Under a working market system, a school which has poor teachers, degraded facilities and violence will be 'priced' and valued lower than a school with the opposite characteristics. A badly managed school will thus eventually go bankrupt as families and students opt for other choices. The same is true for teachers. Under a competitive system bad teachers would be fired of course, but socialization simply moves the teacher around, since unions prevent any teacher from being fired, no matter how incompetent or how inane.

Within socialized education systems there are no market signals from either the consumer or the producers. The system is controlled and monopolized. Bureaucracies set standards, allocate resources and determine prices. But how can a bureaucrat know what a good teacher is worth? How can a central planner know the real value of a text book, school supplies, or the true cost of graduating everyone ? Without a price system to let us know of comparative values [a good teacher is paid well, a bad one is paid a lot less]; the school systems are bound to fail.

Without the guidance of price signals, there is only one way of selecting among those alternatives: The planners. This exposes the utter irrationality of socialism, expressed in Mises' statement that "Everything would be a leap in the dark." Mises readily accepted that government officials are totally dedicated to the efficient production of goods and services. The problem he identified was not lack of motivation on the part of planners. Instead, the cause of socialism's irrationality is that those highly motivated and competent civil servants have no rational mechanism to guide their productive efforts and thus any decisions they make are necessarily arbitrary. Without price signals, resources and decisions cannot be rationally allocated and decisions will be affected by politics, preferences, power struggles, and simply fancy.

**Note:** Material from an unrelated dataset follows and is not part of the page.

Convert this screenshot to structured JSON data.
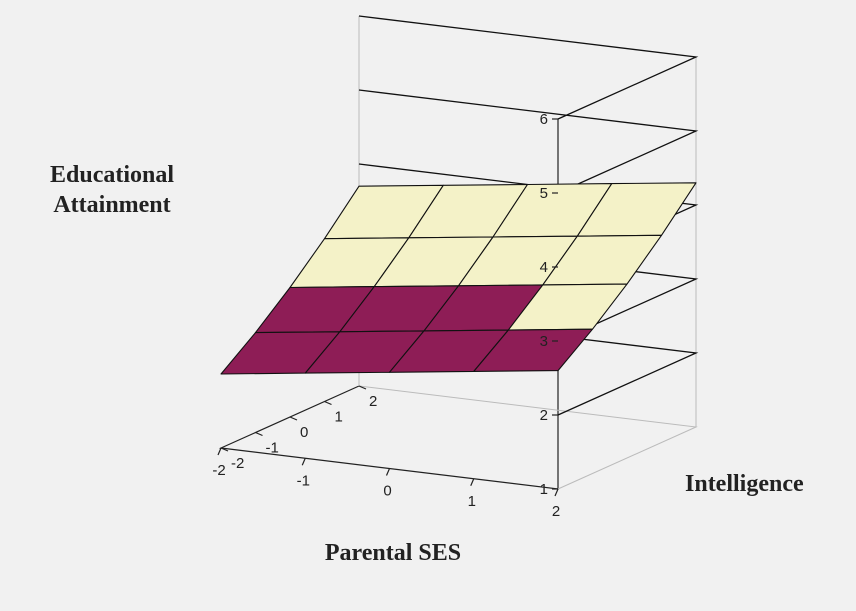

Socialism in any form fails. What is less well known is that these failures are usually well hidden. Not many in America will blame the socialist system for the devastatingly bad school system that populates much of the country. They will instead point to a lack of funding, the lack of standards or large classes. None of these is valid. The US spends more per pupil, per capita and in total than other country on education. Yet in math and sciences its students rank 20th or worse in the developed world. In reading and comprehension the scores are lower. The travesty of socialism is that the purported targets of socialism's noblisse oblige – the poor and the disadvantaged – are the ones who suffer the most.